Los albergues del Líbano se vuelven a llenar de desplazados en un ‘déjà vu’ de 2024
Noemí Jabois
Beirut, 2 mar (EFE).- Junto a su esposa en pijama y su hijo de diez años, Naji al Omari reposa la pierna amputada sobre una silla a la entrada de un colegio beirutí, que se ha vuelto a llenar de desplazados en medio de intensos bombardeos israelíes, apenas un año después del final de la última guerra en el Líbano.
Como a muchos otros en los suburbios capitalinos del Dahye, las bombas les sorprendieron mientras dormían y les obligaron a huir con lo puesto. Israel inició esta madrugada una intensa campaña de ataques, después de que el grupo chií Hizbulá alcanzara el norte de su territorio para vengar a Alí Jameneí, líder supremo iraní.
«Era difícil para mí porque estábamos en la tercera planta. El hijo del vecino me cargó a la espalda», relata a EFE Naji, que todavía se está acostumbrado a la falta de su extremidad a un mes de haberse sometido a cirugía.
Este padre diabético, de 43 años, comenzó a dar «vueltas» con su familia en busca de un lugar donde resguardarse de la noche. Cuando llegaron a la escuela ya era demasiado tarde, otros 400 desplazados se les habían adelantado, llenando las aulas disponibles y dejándoles a las puertas del centro.
Un ramadán difícil
«Tengo mujer y un niño pequeño, ¿qué hago en la calle?. Dormí toda la noche en la calle, aún no he tomado mi medicina», lamenta el hombre.

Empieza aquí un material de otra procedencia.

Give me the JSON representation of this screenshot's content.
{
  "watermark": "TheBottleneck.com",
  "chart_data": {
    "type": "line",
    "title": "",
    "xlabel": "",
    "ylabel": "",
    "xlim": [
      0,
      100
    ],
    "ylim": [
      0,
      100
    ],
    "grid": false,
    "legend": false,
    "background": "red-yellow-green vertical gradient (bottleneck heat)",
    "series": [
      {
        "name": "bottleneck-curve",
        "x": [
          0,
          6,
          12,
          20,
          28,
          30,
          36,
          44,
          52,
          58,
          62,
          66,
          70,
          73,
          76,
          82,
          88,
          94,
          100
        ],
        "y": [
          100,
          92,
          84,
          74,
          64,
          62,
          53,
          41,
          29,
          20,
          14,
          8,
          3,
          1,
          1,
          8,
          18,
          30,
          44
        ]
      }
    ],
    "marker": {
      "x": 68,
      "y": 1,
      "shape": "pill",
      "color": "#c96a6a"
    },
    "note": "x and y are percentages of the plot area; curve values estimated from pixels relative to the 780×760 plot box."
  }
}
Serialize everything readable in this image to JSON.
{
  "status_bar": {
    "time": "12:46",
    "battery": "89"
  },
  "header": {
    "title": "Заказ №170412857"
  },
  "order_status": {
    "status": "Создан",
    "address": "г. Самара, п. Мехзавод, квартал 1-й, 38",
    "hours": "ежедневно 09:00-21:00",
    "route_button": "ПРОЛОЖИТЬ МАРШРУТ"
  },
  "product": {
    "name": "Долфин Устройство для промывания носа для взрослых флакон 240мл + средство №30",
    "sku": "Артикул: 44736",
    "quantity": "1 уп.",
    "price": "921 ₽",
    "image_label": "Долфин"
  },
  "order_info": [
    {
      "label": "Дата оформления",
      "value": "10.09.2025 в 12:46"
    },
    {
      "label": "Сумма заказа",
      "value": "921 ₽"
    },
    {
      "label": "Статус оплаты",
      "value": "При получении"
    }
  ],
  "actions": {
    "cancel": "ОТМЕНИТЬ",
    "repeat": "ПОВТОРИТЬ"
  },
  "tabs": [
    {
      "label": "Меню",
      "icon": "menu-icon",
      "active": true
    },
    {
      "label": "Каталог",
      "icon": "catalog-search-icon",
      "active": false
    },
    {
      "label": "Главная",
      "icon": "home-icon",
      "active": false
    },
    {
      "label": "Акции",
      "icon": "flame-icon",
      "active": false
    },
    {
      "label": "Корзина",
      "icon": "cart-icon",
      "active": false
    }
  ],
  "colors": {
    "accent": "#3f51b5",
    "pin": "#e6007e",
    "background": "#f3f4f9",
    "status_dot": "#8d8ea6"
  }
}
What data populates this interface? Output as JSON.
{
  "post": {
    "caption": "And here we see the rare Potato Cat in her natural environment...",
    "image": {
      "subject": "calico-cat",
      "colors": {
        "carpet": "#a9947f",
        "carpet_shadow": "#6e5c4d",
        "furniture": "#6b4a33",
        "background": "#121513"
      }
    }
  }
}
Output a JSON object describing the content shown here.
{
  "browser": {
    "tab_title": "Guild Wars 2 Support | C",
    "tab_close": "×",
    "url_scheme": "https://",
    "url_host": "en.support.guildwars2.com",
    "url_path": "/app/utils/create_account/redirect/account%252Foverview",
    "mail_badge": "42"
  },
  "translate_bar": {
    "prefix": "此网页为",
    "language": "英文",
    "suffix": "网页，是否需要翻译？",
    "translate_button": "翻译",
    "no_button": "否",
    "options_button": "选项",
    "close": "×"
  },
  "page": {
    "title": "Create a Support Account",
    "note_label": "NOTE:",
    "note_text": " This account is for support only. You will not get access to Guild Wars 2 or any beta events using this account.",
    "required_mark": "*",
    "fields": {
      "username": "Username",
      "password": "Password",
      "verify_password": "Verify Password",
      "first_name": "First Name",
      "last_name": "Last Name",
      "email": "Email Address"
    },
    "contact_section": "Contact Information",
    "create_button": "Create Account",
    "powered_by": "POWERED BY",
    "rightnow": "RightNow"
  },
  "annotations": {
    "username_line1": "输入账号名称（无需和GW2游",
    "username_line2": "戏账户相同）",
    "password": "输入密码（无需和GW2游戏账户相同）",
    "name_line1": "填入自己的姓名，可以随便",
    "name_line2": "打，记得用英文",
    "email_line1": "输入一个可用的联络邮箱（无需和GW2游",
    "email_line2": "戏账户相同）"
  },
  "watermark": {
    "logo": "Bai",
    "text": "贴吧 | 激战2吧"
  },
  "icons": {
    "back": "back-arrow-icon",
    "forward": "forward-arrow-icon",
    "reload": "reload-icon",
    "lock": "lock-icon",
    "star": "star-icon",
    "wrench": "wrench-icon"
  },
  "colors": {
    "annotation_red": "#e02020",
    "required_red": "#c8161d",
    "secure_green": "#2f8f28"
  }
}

No tuvieron tiempo de coger ninguna de sus pertenencias ni de realizar la última comida nocturna del mes sagrado de ramadán, por lo que ya llevan sin comer desde la noche del domingo.
«Ahora no tengo nada, todo lo que tengo en mi cartera son 200.000 libras libanesas, unos dos dólares. No hay más humillación que eso», lamenta el vecino del Dahye, al reconocer que suelen vivir de lo que gana vendiendo pañuelos en los semáforos, una situación ya de por sí bastante precaria.
Esta madrugada, las carreteras de salida del extrarradio beirutí y del sur del Líbano quedaron bloqueadas ante la cantidad de vecinos que huían de los bombardeos, y algunas aceras de Beirut se llenaron de familias acampadas con maletas, en un ‘déjà vu’ de lo ocurrido el 23 de septiembre de 2024.
Aquel día, otra ofensiva aérea israelí marcaba el paso a una guerra abierta entre Israel y Hizbulá, y el comienzo de la peor crisis de desplazados en la historia del pequeño país mediterráneo, con 1,2 millones de personas abandonando sus hogares en tiempo récord.
También entonces, la familia de Naji también tuvo que huir «de un lugar a otro» hasta que unos conocidos les dieron cobijo en su casa, aunque solo pudieron regresar a la suya después del alto el fuego alcanzado en noviembre de 2024.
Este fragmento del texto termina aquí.